Lesson 1. Activity: Practice Plotting Tabular Data Using Matplotlib and Pandas in Open Source Python


Practice Your Python Plotting Skills - Scientists guide to plotting data in python textbook course module

Welcome to the first lesson in the Practice Your Python Plotting Skills module. This chapter provides a series of activities that allow you to practice your Python plotting skills using differen types of data.

Chapter Five - Practice Your Plotting Skills

In this chapter, you will practice your skills creating different types of plots in Python using earthpy, matplotlib, and folium.

Learning Objectives

  • Apply your skills in plotting tabular (shreadsheet format) data using matplotlib and pandas in open source Python.

Plot Tabular Data in Python Using Matplotlib and Pandas

There are several ways to plot tabular data in a pandas dataframe format. In this lesson you will practice you skills associated with plotting tabular data in Python. To review how to work with pandas, check out the chapter of time series data in the intermediate earth data science textbook.

Below is you will find a challenge activity that you can use to practice your plotting skills for plot time series data using matplotlib and pandas. The packages that you will need to complete this activity are listed below.

# Import Packages
import os

import matplotlib.pyplot as plt
import matplotlib.dates as mdates
import seaborn as sns
import pandas as pd
import earthpy as et

# Add seaborn general plot specifications
sns.set(font_scale=1.5, style="whitegrid")

Challenge 1: Plot Precipitation Data

Use the code below to open up a precipitation dataset that contains average monthly rainfall in inches. Practice your plotting skills. To begin, do the following:

  1. Read in the .csv file called avg-precip-months-seasons.csv.
  2. Create a basic plot using .plot()
  3. Set an appropriate xlabel, ylabel, and plot title.
  4. Use the linestyle parameter to modify the line style to something other than solid.
  5. Change the color to something other than the default blue.
  6. Add a marker parameter to the ax.plot. What happens when you change the marker in a line plot?

The plot below is an example of what your final plot should look like after completing this challenge.

# URL for .csv with avg monthly precip data
avg_monthly_precip_url = "https://ndownloader.figshare.com/files/12710618"

# Download file from URL
# NOTE - this csv file should download to your home directory: `~/earth-analytics/earthpy-downloads`
et.data.get_data(url=avg_monthly_precip_url)

# Set your working directory
os.chdir(os.path.join(et.io.HOME,
                      "earth-analytics",
                      "data"))
Downloading from https://ndownloader.figshare.com/files/12710618
precip_path = os.path.join("earthpy-downloads",
                           "avg-precip-months-seasons.csv")
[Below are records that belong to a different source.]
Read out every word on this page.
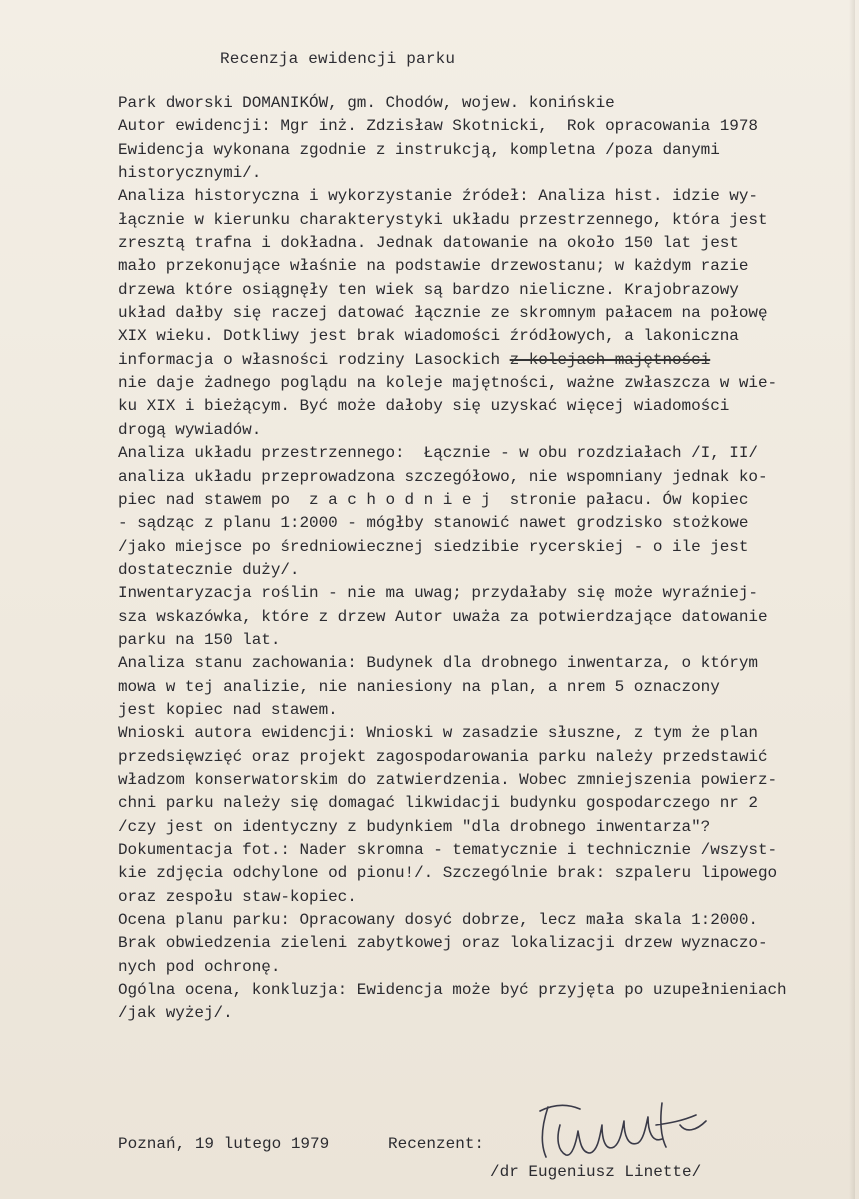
Recenzja ewidencji parku
Park dworski DOMANIKÓW, gm. Chodów, wojew. konińskie
Autor ewidencji: Mgr inż. Zdzisław Skotnicki,  Rok opracowania 1978
Ewidencja wykonana zgodnie z instrukcją, kompletna /poza danymi
historycznymi/.
Analiza historyczna i wykorzystanie źródeł: Analiza hist. idzie wy-
łącznie w kierunku charakterystyki układu przestrzennego, która jest
zresztą trafna i dokładna. Jednak datowanie na około 150 lat jest
mało przekonujące właśnie na podstawie drzewostanu; w każdym razie
drzewa które osiągnęły ten wiek są bardzo nieliczne. Krajobrazowy
układ dałby się raczej datować łącznie ze skromnym pałacem na połowę
XIX wieku. Dotkliwy jest brak wiadomości źródłowych, a lakoniczna
informacja o własności rodziny Lasockich z kolejach majętności
nie daje żadnego poglądu na koleje majętności, ważne zwłaszcza w wie-
ku XIX i bieżącym. Być może dałoby się uzyskać więcej wiadomości
drogą wywiadów.
Analiza układu przestrzennego:  Łącznie - w obu rozdziałach /I, II/
analiza układu przeprowadzona szczegółowo, nie wspomniany jednak ko-
piec nad stawem po  z a c h o d n i e j  stronie pałacu. Ów kopiec
- sądząc z planu 1:2000 - mógłby stanowić nawet grodzisko stożkowe
/jako miejsce po średniowiecznej siedzibie rycerskiej - o ile jest
dostatecznie duży/.
Inwentaryzacja roślin - nie ma uwag; przydałaby się może wyraźniej-
sza wskazówka, które z drzew Autor uważa za potwierdzające datowanie
parku na 150 lat.
Analiza stanu zachowania: Budynek dla drobnego inwentarza, o którym
mowa w tej analizie, nie naniesiony na plan, a nrem 5 oznaczony
jest kopiec nad stawem.
Wnioski autora ewidencji: Wnioski w zasadzie słuszne, z tym że plan
przedsięwzięć oraz projekt zagospodarowania parku należy przedstawić
władzom konserwatorskim do zatwierdzenia. Wobec zmniejszenia powierz-
chni parku należy się domagać likwidacji budynku gospodarczego nr 2
/czy jest on identyczny z budynkiem "dla drobnego inwentarza"?
Dokumentacja fot.: Nader skromna - tematycznie i technicznie /wszyst-
kie zdjęcia odchylone od pionu!/. Szczególnie brak: szpaleru lipowego
oraz zespołu staw-kopiec.
Ocena planu parku: Opracowany dosyć dobrze, lecz mała skala 1:2000.
Brak obwiedzenia zieleni zabytkowej oraz lokalizacji drzew wyznaczo-
nych pod ochronę.
Ogólna ocena, konkluzja: Ewidencja może być przyjęta po uzupełnieniach
/jak wyżej/.

Poznań, 19 lutego 1979

	Recenzent:

/dr Eugeniusz Linette/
precip_data = pd.read_csv(precip_path)
precip_data
monthsprecipseasons
0Jan0.70Winter
1Feb0.75Winter
2Mar1.85Spring
3Apr2.93Spring
4May3.05Spring
5June2.02Summer
6July1.93Summer
7Aug1.62Summer
8Sept1.84Fall
9Oct1.31Fall
10Nov1.39Fall
11Dec0.84Winter
Line graph showing the average monthly precipitation in inches. Your final plot should look something like this.
Line graph showing the average monthly precipitation in inches. Your final plot should look something like this.

Challenge 2: Bar Plot of Precipitation Data

Using the same data you used above, create a bar plot of precipitation data. Once again do the following:

  1. Read in the .csv file called avg-precip-months-seasons.csv.
  2. Create a bar plot using ax.bar()
  3. Set an appropriate xlabel, ylabel, and plot title.
  4. Use the edgecolor and color parameters to modify the colors of your plot to something other than blue.

The plot below is an example of what your final plot should look like after completing this challenge.

Challenge two plot. Bar plot of average monthly precipitation using matplotlib.
Challenge two plot. Bar plot of average monthly precipitation using matplotlib.

Challenge 3: Figure with Two Subplots of Precipitation Data

Above you created two plots:

  1. a line plot of precipitation data with each point highlighted using a marker.
  2. a bar plot of precipitation data.

Here, create a single figure that contains two subplots stacked on top of each other.

  1. The first should be your line plot.
  2. The second should be your scatter plot.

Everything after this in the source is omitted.